Fourth, reference is made to the energy, ferocity, and versatility that the PPP Government inserted and implemented in the teachers’ strike interval. It had a harder counter, a heavier sledgehammer, and tougher teeth during the runup to the now lost 29 days of instruction.  It will be recalled for the bitterness of its wrenching ambience.  My objective in bringing up the PPP Government’s and leadership’s (Ali and Jagdeo) immovable and irreversible postures with teachers is that there is greater utility in manifesting those in another theater of Guyanese life.  Oil.  Exxon.  Woods.  All that strength and craftsmanship summoned and refined in dealing with teachers would have inestimable returns in confronting Exxon and squeezing it by the marshmallows.  The relentlessness exhibited by Ali and Jagdeo against Guyana’s teachers should be repeated against Exxon and Routledge.  The remorselessness by the PPP Government to bring teachers to their knees should be conspicuous in dealing with the likes of CEO Woods and CFO Mikells.  Alistair Routledge is given third billing.  Like Anil Nandlall, he is bridgehead, spearhead and drumhead, but his head of steam comes from Spring.  It is not some healing bath in Denver, Colorado, but the sulfur of Spring, Texas.  It would be inspiring to behold Drs.

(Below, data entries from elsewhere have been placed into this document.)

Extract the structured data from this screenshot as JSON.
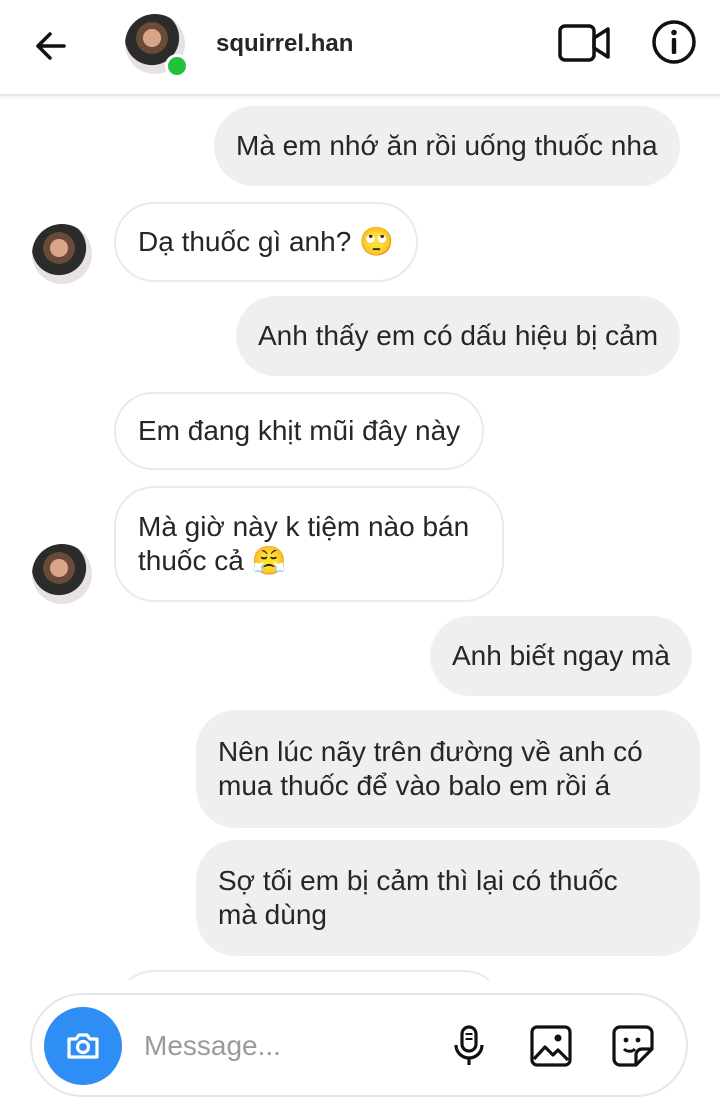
{
  "header": {
    "back_icon": "arrow-left-icon",
    "username": "squirrel.han",
    "online": true,
    "video_icon": "video-camera-icon",
    "info_icon": "info-icon",
    "online_color": "#25c13c"
  },
  "messages": [
    {
      "side": "out",
      "text": "Mà em nhớ ăn rồi uống thuốc nha"
    },
    {
      "side": "in",
      "text": "Dạ thuốc gì anh?",
      "emoji": "🙄",
      "avatar": true
    },
    {
      "side": "out",
      "text": "Anh thấy em có dấu hiệu bị cảm"
    },
    {
      "side": "in",
      "text": "Em đang khịt mũi đây này"
    },
    {
      "side": "in",
      "lines": [
        "Mà giờ này k tiệm nào bán",
        "thuốc cả"
      ],
      "emoji": "😤",
      "avatar": true
    },
    {
      "side": "out",
      "text": "Anh biết ngay mà"
    },
    {
      "side": "out",
      "lines": [
        "Nên lúc nãy trên đường về anh có",
        "mua thuốc để vào balo em rồi á"
      ]
    },
    {
      "side": "out",
      "lines": [
        "Sợ tối em bị cảm thì lại có thuốc",
        "mà dùng"
      ]
    }
  ],
  "composer": {
    "placeholder": "Message...",
    "camera_icon": "camera-icon",
    "mic_icon": "microphone-icon",
    "gallery_icon": "image-icon",
    "sticker_icon": "sticker-icon",
    "accent": "#2f8ef3"
  },
  "colors": {
    "outgoing_bubble": "#efefef",
    "incoming_border": "#eaeaea",
    "text": "#262626"
  }
}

Ali and Jagdeo developing some marshmallows of their own, and cease with their fear and trembling behind sanctity of contract.  Why not the same, brothers, with the sanctity of collective bargaining?  Why not the same power and ruthlessness with Exxon re sanctity of Guyanese hopes for a bigger, fairer share of their patrimony, Dr. Ali and Dr. Barry?  The cowardly bully in the PPP throwdown and beatdown Guyanese teachers.  But the emasculated impotence in the same PPP Government drives it to beat a hasty retreat before Exxon.

Fifth and final, there is this observation, which is embedded in mediation clause 3: “The discussions…will continue for a reasonable period of time”.  

I have difficulty with “reasonable period of time.”  Reasonable means different things to different people.  I recall when the United States Securities and Exchange Commission (SEC) came out with “promptly” for some of its rules, and how that was twisted and stretched.  There should have been something more specific, as in the next 30 (or 60) working days; or on or before….  Perhaps, I am overreaching.  I step aside and hope that good faith discussions will take place.  Best to teachers, students, the PPP Government, and Guyanese.  The battling and bruising is hopefully over.